📨 Kafka Q10 / 20

What is Kafka offset?

AI-Powered Answer ✓ Answered

In Apache Kafka, an offset is a unique identifier assigned to each message within a specific partition. It serves as a sequential, zero-based integer that indicates the position of a message in a partition's log.

What is a Kafka Offset?

Every message written to a Kafka partition is appended to the partition's log and is assigned a monotonically increasing offset. This offset acts like an index, uniquely identifying a message within that particular partition. For example, the first message in a partition will have an offset of 0, the second message an offset of 1, and so on.

It's crucial to understand that offsets are unique *per partition*, not globally across a topic or cluster.
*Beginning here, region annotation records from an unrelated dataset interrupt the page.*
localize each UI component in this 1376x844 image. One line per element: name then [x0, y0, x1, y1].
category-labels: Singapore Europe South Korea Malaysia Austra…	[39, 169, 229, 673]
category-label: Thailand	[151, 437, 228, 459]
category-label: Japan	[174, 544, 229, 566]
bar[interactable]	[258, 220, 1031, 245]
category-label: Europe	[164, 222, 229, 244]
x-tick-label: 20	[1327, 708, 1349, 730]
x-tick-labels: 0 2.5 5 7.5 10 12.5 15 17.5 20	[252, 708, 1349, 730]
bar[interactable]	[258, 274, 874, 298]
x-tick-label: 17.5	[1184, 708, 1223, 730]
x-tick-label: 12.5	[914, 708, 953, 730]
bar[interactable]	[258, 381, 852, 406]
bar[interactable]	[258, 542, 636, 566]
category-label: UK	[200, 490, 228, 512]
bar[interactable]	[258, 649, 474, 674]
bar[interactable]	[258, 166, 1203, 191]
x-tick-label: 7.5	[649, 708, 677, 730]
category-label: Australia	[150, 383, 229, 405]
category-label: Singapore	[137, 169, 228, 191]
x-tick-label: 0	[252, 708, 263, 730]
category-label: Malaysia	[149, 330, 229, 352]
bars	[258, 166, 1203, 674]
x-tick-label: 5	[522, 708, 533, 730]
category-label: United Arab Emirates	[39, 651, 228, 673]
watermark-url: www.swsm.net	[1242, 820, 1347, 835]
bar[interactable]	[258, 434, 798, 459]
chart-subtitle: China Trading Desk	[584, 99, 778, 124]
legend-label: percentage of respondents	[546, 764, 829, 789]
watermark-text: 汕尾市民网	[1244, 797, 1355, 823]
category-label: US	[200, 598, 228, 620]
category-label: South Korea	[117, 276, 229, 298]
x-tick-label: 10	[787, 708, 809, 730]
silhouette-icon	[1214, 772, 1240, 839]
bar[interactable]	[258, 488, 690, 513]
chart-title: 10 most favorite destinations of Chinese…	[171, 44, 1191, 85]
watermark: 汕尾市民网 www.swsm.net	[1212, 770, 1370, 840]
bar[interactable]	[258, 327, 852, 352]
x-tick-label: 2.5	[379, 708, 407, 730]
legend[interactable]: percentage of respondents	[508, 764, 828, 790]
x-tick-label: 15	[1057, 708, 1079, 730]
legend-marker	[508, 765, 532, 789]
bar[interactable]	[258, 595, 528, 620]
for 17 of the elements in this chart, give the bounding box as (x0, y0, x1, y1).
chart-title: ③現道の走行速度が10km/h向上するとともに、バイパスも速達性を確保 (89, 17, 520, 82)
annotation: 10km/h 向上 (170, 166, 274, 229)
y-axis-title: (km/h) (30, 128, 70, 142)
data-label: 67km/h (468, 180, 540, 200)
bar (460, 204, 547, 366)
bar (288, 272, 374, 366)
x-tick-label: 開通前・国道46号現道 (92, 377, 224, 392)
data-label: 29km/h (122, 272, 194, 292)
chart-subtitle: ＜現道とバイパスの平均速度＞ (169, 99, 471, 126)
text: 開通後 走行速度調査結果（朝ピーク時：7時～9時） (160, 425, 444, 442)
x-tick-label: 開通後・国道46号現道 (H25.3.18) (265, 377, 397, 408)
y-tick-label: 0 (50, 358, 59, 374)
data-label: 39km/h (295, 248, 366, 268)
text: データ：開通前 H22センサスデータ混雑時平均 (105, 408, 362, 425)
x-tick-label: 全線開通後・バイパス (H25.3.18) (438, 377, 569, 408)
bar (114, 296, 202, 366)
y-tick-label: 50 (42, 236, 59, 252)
The same offset number might refer to different messages in different partitions.

Why are Offsets Important?

  • Consumer Progress Tracking: Consumers use offsets to keep track of which messages they have already processed from a partition. When a consumer reads messages, it tracks the offset of the last message successfully processed.
  • Fault Tolerance and Recovery: If a consumer crashes or is restarted, it can resume processing from its last committed offset, ensuring that it doesn't re-process messages already handled (at least once semantics) or miss any messages.
  • Re-processing Data: Consumers can explicitly reset their offsets to an earlier point in time, allowing them to re-read and re-process historical data if needed for analysis, debugging, or error recovery.
  • Consumer Group Coordination: In a consumer group, offsets are used by Kafka to coordinate which messages each consumer instance in the group should read from specific partitions, ensuring that each message is processed by only one consumer within the group.

How Offsets are Managed

Consumers are responsible for 'committing' their offsets to Kafka. This means they periodically inform Kafka (specifically, the broker designated as the group coordinator) about the offset of the last message they have successfully processed. Kafka stores these committed offsets in a special internal topic called __consumer_offsets.

When a consumer starts, it queries the group coordinator for its last committed offset for each assigned partition and begins reading messages from the next available offset after that. This mechanism allows for robust and scalable consumer applications.

Key Characteristics

  • Partition-Specific: Offsets are unique within a partition, not across a topic.
  • Sequential and Monotonic: Messages are assigned ever-increasing, contiguous offsets within a partition.
  • Consumer-Managed (Commit): Consumers decide when to commit their offsets, influencing their recovery point.
  • Immutable for Messages: Once a message is written to a partition with a specific offset, that message's offset never changes.

Example Scenario

Imagine a consumer assigned to 'topic-A', partition 0. It reads messages up to offset 100, processes them, and then commits offset 101. If the consumer then crashes before committing offset 105, upon restart, it will fetch its last committed offset (101) and resume reading messages starting from offset 101. This ensures that messages from offset 101 to 104 (which were read but not committed) might be re-processed, adhering to Kafka's 'at least once' delivery guarantee.